Laporan tersebut mengungkapkan bahwa para petani kakao di Indonesia sebagian besar masih mengandalkan uang tunai saat bertransaksi. Sayangnya, penggunaan uang tunai dapat menjadi keterbatasan yang signifikan dan menghambat potensi pertumbuhan sektor utama di bidang agrikultur Indonesia.
Sektor kakao di Indonesia merupakan yang terbesar di Asia Pasifik dan terbesar ketiga secara global. Di dalam negeri, sektor ini memiliki peran penting dalam perekonomian nasional dengan kontribusi mencapai 700 juta dolar AS terhadap PDB per tahunnya. Sektor ini juga menjadi mata pencaharian yang sangat penting bagi masyarakat daerah, terutama di Sulawesi yang menyumbang 70 persen dari produksi kakao secara nasional. Selain itu, laporan ini menemukan bahwa hampir sepertiga petani kakao adalah perempuan.
"Tim Percepatan Akses Keuangan Daerah (TPAKD) memiliki tugas yang penting yaitu menjalankan 516 proyek inklusi keuangan di 38 provinsi. Berbagai inisiatif yang kami lakukan telah berhasil mengurangi kesenjangan indeks inklusi keuangan secara signifikan, dari 15 persen di tahun 2019 menjadi 4 persen di tahun 2022," ujar Dr. Bayu Bandono selaku Direktur OJK Institute, Rabu 8 Mei.
Dr. Bayu juga mendorong para stakeholder untuk bersama-sama menerima rekomendasi yang dihadirkan dalam laporan ini dan berfokus menerapkan inovasi yang dapat mempercepat penerapan pembayaran digital yang dapat menggerakkan pembangunan berkelanjutan dan inklusi keuangan.
Banyak perusahaan yang berkomitmen untuk meningkatkan efisiensi, sustainability, dan transparansi saat membeli pasokan kakao di Indonesia. Beberapa perusahaan global pun sedang mengupayakan agar 100 persen pasokan kakaonya sudah mendapat sertifikat sustainability pada tahun 2025.
Tak hanya perusahaan besar, komitmen ini juga mulai diterapkan oleh para pemasok kakao, dan saat ini 40 persen pemasok kakao di Indonesia sudah memiliki sertifikat sustainability. Menimbang hal tersebut, penerapan pembayaran digital bagi para pemasok kakao tentunya akan membawa potensi ekonomi yang cukup besar.
"Penerapan pembayaran digital dan mengintegrasikan transaksi ke sistem keuangan formal dapat memperluas inklusi keuangan bagi petani kakao, terutama bagi mereka yang perempuan, Hal ini dilakukan dalam rangka memperkenalkan produk tabungan, pinjaman, dan asuransi. Laporan ini mengajak pemerintah Indonesia, pengusaha kakao, dan penyedia layanan keuangan untuk bersama-sama membangun model bisnis yang layak untuk penerapan pembayaran digital, terutama di daerah terpencil," ujar Isvary Sivalingam, Southeast Asia Lead, UN-Based Better Than Cash Alliance.

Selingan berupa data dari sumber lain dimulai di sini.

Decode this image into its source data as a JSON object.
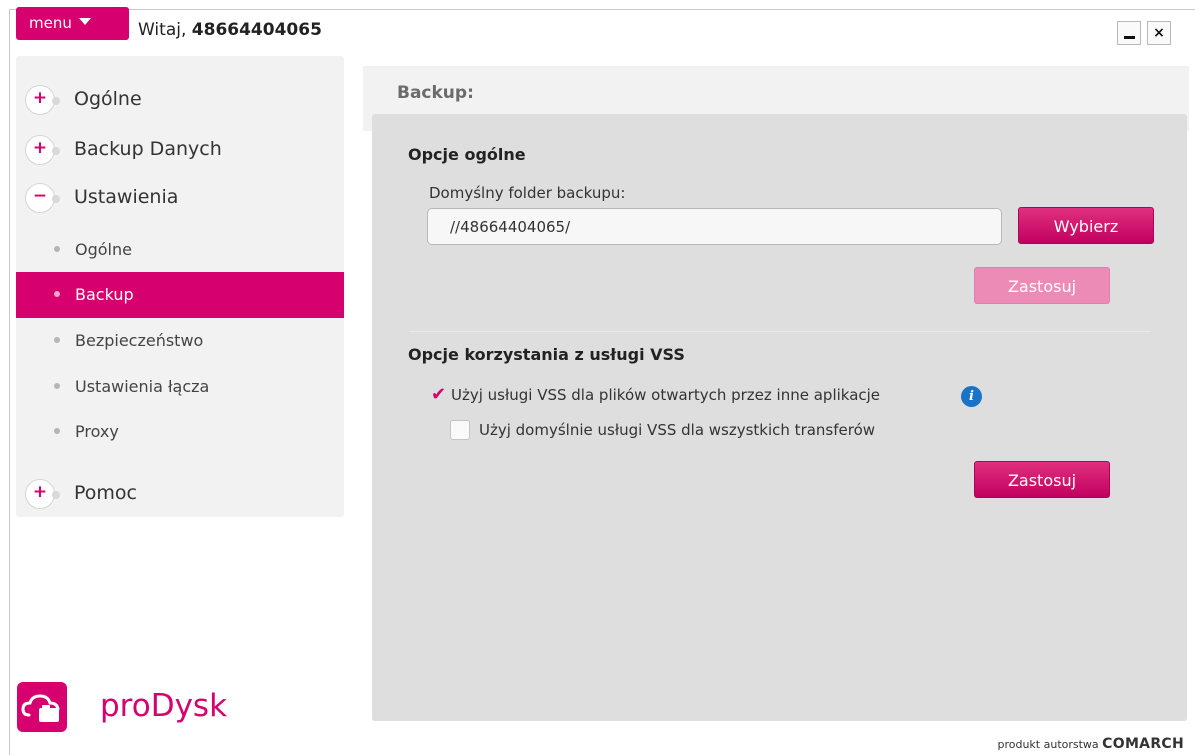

Sayangnya, data terbaru menunjukkan bahwa adanya penurunan produksi kakao yang cukup besar selama sepuluh tahun terakhir di Indonesia. Perlu dilakukan investasi strategis untuk merevitalisasi sektor kakao ini.
Namun, para petani kecil menghadapi tantangan dalam mengatur pengeluaran dan kebutuhannya karena rendahnya pendapatan dan terbatasnya akses layanan keuangan. Berdasarkan survey, setiap hektar lahan perkebunan kakao membutuhkan biaya sebesar 45 dolar AS per tahunnya.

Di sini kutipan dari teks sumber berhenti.